Katharina Liensberger
2021 holte sie in Cortina WM-Bronze im Riesenslalom, von jener Form ist sie aber weit entfernt. Zweite wird die Österreicherin und verdrängt damit Camille Rast. Liensberger lächelt in die Kamera, was sie aber immer tut. Und wohl auch tun würde, wenn sie sieben Sekunden verloren hätte.
Camille Rast
Vorhang auf für die erste Schweizerin: So gut wie im Slalom läuft es Rast in der Basisdisziplin bei weitem nicht, aber immerhin hat sie sich in der Top 30 der Weltrangliste festgesetzt. Rast büsst 66 Hundertstel auf Colturi ein und fährt auf Zwischenrang 2. Drei Konkurrentinnen werden noch hinter sie zurückfallen müssen, damit es zum Saisonabschluss ein paar Weltcuppunkte gibt.
Lara Colturi
Ski-Juwel, Wunderkind, Jahrzehnttalent – so und ähnlich wird die für Albanien startende Italienerin bezeichnet. Noch immer ist Colturi erst 17, sie hat sich in den Top 25 des Slaloms und Riesenslaloms etabliert. Gegen Ende des Winters schienen ihr ein wenig die Kräfte auszugehen.
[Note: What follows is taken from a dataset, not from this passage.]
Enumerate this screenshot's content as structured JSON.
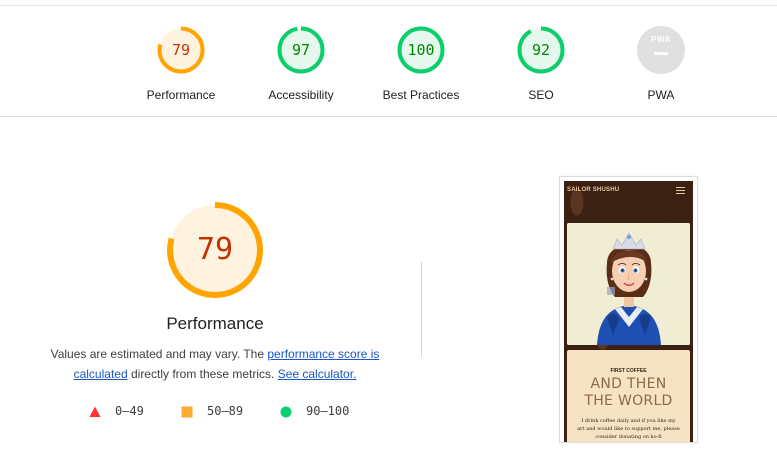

Nun aber geht sie deutlich in Führung.
AJ Hurt
Vor Monatsfrist in Soldeu wurde die Amerikanerin überraschend Dritte. Nun aber misslingt ihr so gut wie alles -- Platz 4. Im Ziel verwirft Hurt die Hände.
Britt Richardson
Am Final dürfen jeweils auch die Junioren-Weltmeisterinnen starten, wobei sich Richardson auch via Weltcup (Top 25) fürs Rennen in Saalbach qualifiziert hätte. Die Kanadierin fährt auf Zwischenrang 2 – 19 Athletinnen stehen noch oben.
Franziska Gritsch
Gleich die nächste Österreicherin ist unterwegs: Gritsch, die sich wegen einer Liebschaft mit einem ehemaligen Verbandstrainer vom ÖSV getrennt hat, zeigt eine fehlerhafte Fahrt und verliert fast eine Sekunde auf Bucik.
Ricarda Haaser
Nach gutem Start scheidet die Österreicherin aus. Es ist tatsächlich der erste Ausfall des Tages. Übrigens: Österreich kämpft gegen die Schweiz noch um den Sieg im Nationencup der Frauen. Es geht extrem eng zu und her, die Schweizerinnen haben 12 Pünktchen Vorsprung.
Spezielle Regel am Final
Nicht vergessen gehen darf, dass an den Finalrennen nur die Top 15 Weltcup-Punkte gewinnen.
Ana Bucik
Ein schlaues Köpfchen ist die 30-jährige Slowenin: Sie studierte Physik und Mathematik. Ihre Saison aber verlief doch ziemlich kompliziert, und auch wenn sie Dürr 2,41 Sekunden abnimmt, ist es alles andere als sicher, ob es für Punkte reichen wird.
Lena Dürr
Die Deutsche, im Slalomweltcup die Nummer 2 hinter Mikaela Shiffrin, wurde im ersten Lauf 24. und Letzte. Mit 2:26:60 setzt sie die erste Richtzeit, sie wird noch um mehrere Sekunden unterboten werden.
Los geht’s
Die Entscheidung hat begonnen. Gesteckt hat den Kurs der norwegische Trainer, es dreht ein bisschen mehr als im 1. Lauf.
Neue Startzeit
Die Entscheidung beginnt übrigens erst um 12:02 – der Grund für die zweiminütige Verspätung ist unbekannt.
Federica Brignone
Die Führende aus Italien sagte nach dem 1. Lauf: «Der Hang ist sehr einfach und ich habe natürlich alles riskiert. Ich hatte ein paar Fehler drin und ging nicht davon aus, dass ich vorne bin.»
Lara Gut-Behrami
Die Tessinerin hat im 1. Lauf taktiert und einen Sicherheitslauf gezeigt. Der Plan ist relativ gut aufgegangen. Auf Interviews verzichtete die 32-Jährige nach der Fahrt, sie will sich verständlicherweise voll aufs Rennen konzentrieren.
Die Ausgangslage
Federica Brignone will Gut-Behrami zumindest noch etwas nervös machen: Die Italienerin glänzte im ersten Lauf, mit 48 Hundertsteln führt sie vor Thea Stjernesund, Dritte ist Alice Robinson (+0,85). Lara Gut-Behrami liegt auf Platz 8, ihr Rückstand beträgt 1,67 Sekunden. Die Piste ist abermals mit Salz präpariert worden, in Saalbach ist es rund 10 Grad warm.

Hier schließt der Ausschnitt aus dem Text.